Without a consistent vocabulary, the graph connects but you can only look at one thing at a time. With it, you can filter, group, and compare across the entire structure:

  • Find every opportunity tagged to a given product area, regardless of which journey it lives on
  • Compare experience by persona, channel, or job-to-be-done across journeys
  • Roll up solution status by team to see where delivery is moving

Tip: Consistency matters more than completeness. The same idea tagged three different ways splits into three piles that never line up. Agreeing on a shared taxonomy early and keeping it tidy as you scale is what keeps cross-journey analysis trustworthy.
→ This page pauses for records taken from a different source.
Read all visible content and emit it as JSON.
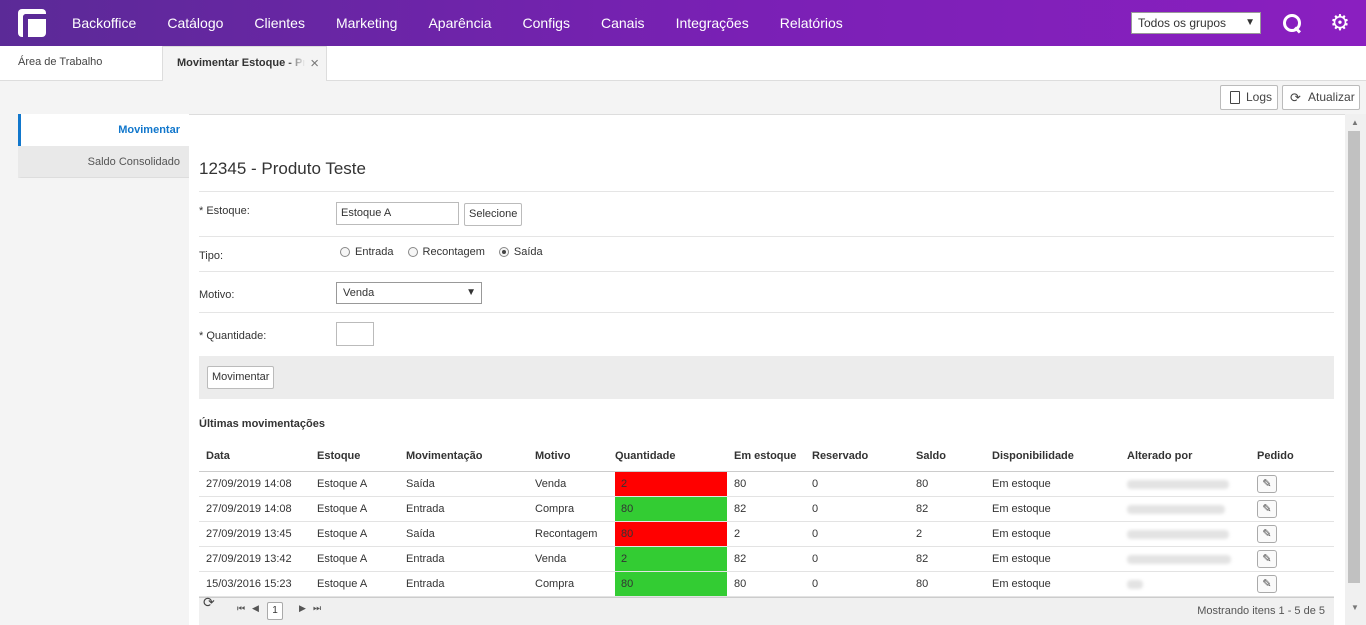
{
  "nav": {
    "items": [
      "Backoffice",
      "Catálogo",
      "Clientes",
      "Marketing",
      "Aparência",
      "Configs",
      "Canais",
      "Integrações",
      "Relatórios"
    ],
    "group_select": "Todos os grupos",
    "icons": [
      "search-icon",
      "gear-icon"
    ]
  },
  "tabs": {
    "workspace": "Área de Trabalho",
    "active": "Movimentar Estoque - Produto Teste",
    "close": "×"
  },
  "toolbar": {
    "logs": "Logs",
    "refresh": "Atualizar"
  },
  "sidebar": {
    "items": [
      "Movimentar",
      "Saldo Consolidado"
    ]
  },
  "form": {
    "title": "12345 - Produto Teste",
    "stock_label": "* Estoque:",
    "stock_value": "Estoque A",
    "select_button": "Selecione",
    "type_label": "Tipo:",
    "type_options": [
      "Entrada",
      "Recontagem",
      "Saída"
    ],
    "type_selected": "Saída",
    "reason_label": "Motivo:",
    "reason_value": "Venda",
    "qty_label": "* Quantidade:",
    "qty_value": "",
    "submit": "Movimentar"
  },
  "movements": {
    "title": "Últimas movimentações",
    "columns": [
      "Data",
      "Estoque",
      "Movimentação",
      "Motivo",
      "Quantidade",
      "Em estoque",
      "Reservado",
      "Saldo",
      "Disponibilidade",
      "Alterado por",
      "Pedido"
    ],
    "rows": [
      {
        "date": "27/09/2019 14:08",
        "stock": "Estoque A",
        "movement": "Saída",
        "reason": "Venda",
        "qty": "2",
        "qty_color": "#ff0000",
        "in_stock": "80",
        "reserved": "0",
        "balance": "80",
        "availability": "Em estoque"
      },
      {
        "date": "27/09/2019 14:08",
        "stock": "Estoque A",
        "movement": "Entrada",
        "reason": "Compra",
        "qty": "80",
        "qty_color": "#33cc33",
        "in_stock": "82",
        "reserved": "0",
        "balance": "82",
        "availability": "Em estoque"
      },
      {
        "date": "27/09/2019 13:45",
        "stock": "Estoque A",
        "movement": "Saída",
        "reason": "Recontagem",
        "qty": "80",
        "qty_color": "#ff0000",
        "in_stock": "2",
        "reserved": "0",
        "balance": "2",
        "availability": "Em estoque"
      },
      {
        "date": "27/09/2019 13:42",
        "stock": "Estoque A",
        "movement": "Entrada",
        "reason": "Venda",
        "qty": "2",
        "qty_color": "#33cc33",
        "in_stock": "82",
        "reserved": "0",
        "balance": "82",
        "availability": "Em estoque"
      },
      {
        "date": "15/03/2016 15:23",
        "stock": "Estoque A",
        "movement": "Entrada",
        "reason": "Compra",
        "qty": "80",
        "qty_color": "#33cc33",
        "in_stock": "80",
        "reserved": "0",
        "balance": "80",
        "availability": "Em estoque"
      }
    ],
    "pager": {
      "current_page": "1",
      "info": "Mostrando itens 1 - 5 de 5"
    }
  },
  "colors": {
    "topbar_start": "#5b2a97",
    "topbar_end": "#8a1fc0",
    "accent": "#1177cc",
    "qty_out": "#ff0000",
    "qty_in": "#33cc33"
  }
}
What changes when everything connects

When your customer experience lives in one connected model, three things change:

  • Alignment: every team works from the same picture, so the customer stays in the room when decisions get made
  • Speed: teams stop rebuilding context from scratch for every project; the understanding is already there and current
  • Trustworthy AI: the TheyDo Agent reasons over this graph rather than guessing, which makes its answers auditable and traceable back to evidence

Because evidence and numbers share a coordinate, and because opportunities aggregate as cross-cutting patterns, you can ask questions like:

"Show me onboarding opportunities where qualitative complaints are rising and the activation rate is falling over the last 90 days."

That question reaches across personas, insights, metrics, opportunities, and time, and it's only answerable because everything is connected in one graph.